NYC stations to be streamed on wireless pay-TV service

Aereo, a new broadcast TV provider launching in New York City next month, may have figured out how to legally sell broadcast television over the Internet. For $12 a month, it rents users a miniature television antenna and DVD recorder and delivers the programming to users over the Internet.

Users don’t need high-priced cable service, computer television tuners or their own antenna at home. But, as with a typical local antenna and DVR set up, viewers can watch all the major networks and record anything they like for future viewing. Viewers can begin watching a program at home, continue watching it on a smartphone and pause or rewind anywhere along the way.

Aereo is backed by the very deep-pocketed Barry Diller, who created the Fox television network almost 30 years ago. Diller told the “New York Times” he wants to free broadcast television from the “closed cable-broadcast-satellite circle.”

Last week, at the Manhattan headquarters of his company, IAC/InterActiveCorp, Diller introduced Aereo, which he said “pries over-the-air broadcast television out of that closed system.” IAC led a $20.5 million round of financing for Aereo, and Diller is joining the start-up’s board.

Aereo is one of the most ambitious attempts ever to distribute television over the Internet. If it’s successful, the venture threatens cable and satellite distributors who now control most of the viewing. The service, which launches in mid-March, will stream programming from all the networks to tablets, smartphones and Internet-connected television sets.

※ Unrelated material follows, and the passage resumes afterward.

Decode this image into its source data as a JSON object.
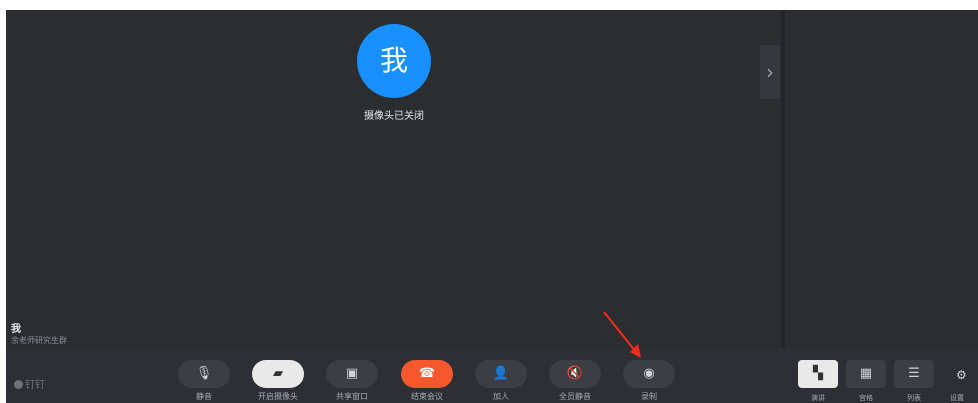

For viewers that don’t watch sports, it becomes an appealing alternative to cable—especially when combined with a movie service like Netflix. “If you have this and you have Netflix, you absolutely have the ability to not have a standard cable subscription,” Chet Kanojia, the founder and chief executive of Aereo, told the “Times.”

Finding a legal way around cable and satellite services has been a long and hard journey. Aereo thinks it has found the way by picking up broadcast television signals through tiny antennas. In Brooklyn, the company has arrayed thousands of tiny antennas—each the size of a thumbprint—so that each subscriber has an assigned antenna. In this way, the service complies with laws involving the exhibition of copyrighted material.

“Technically we’re actually providing a use license for the antenna and the cloud DVR,” Kanojia told the newspaper. However, even though it believes the system will pass muster with the courts, Aereo is bracing for legal challenges from TV stations, cable and satellite.

“We understand that when you try to take something meaningful on, you have to be prepared for challenges,” Kanojia added.

All the major television stations and program vendors in New York City declined to comment on Aereo’s plans. Last year, Ivi TV tried to redistribute broadcast television signals on the Internet, but was stopped by a federal judge in New York after stations and content providers sued, claiming their signals were being stolen. The antenna arrays are a way around the issues in that case, which is still in progress.

At Aereo’s news conference, Kanojia said that New York was “a starting point” for the service and said it would expand “a step at a time, a market at a time.”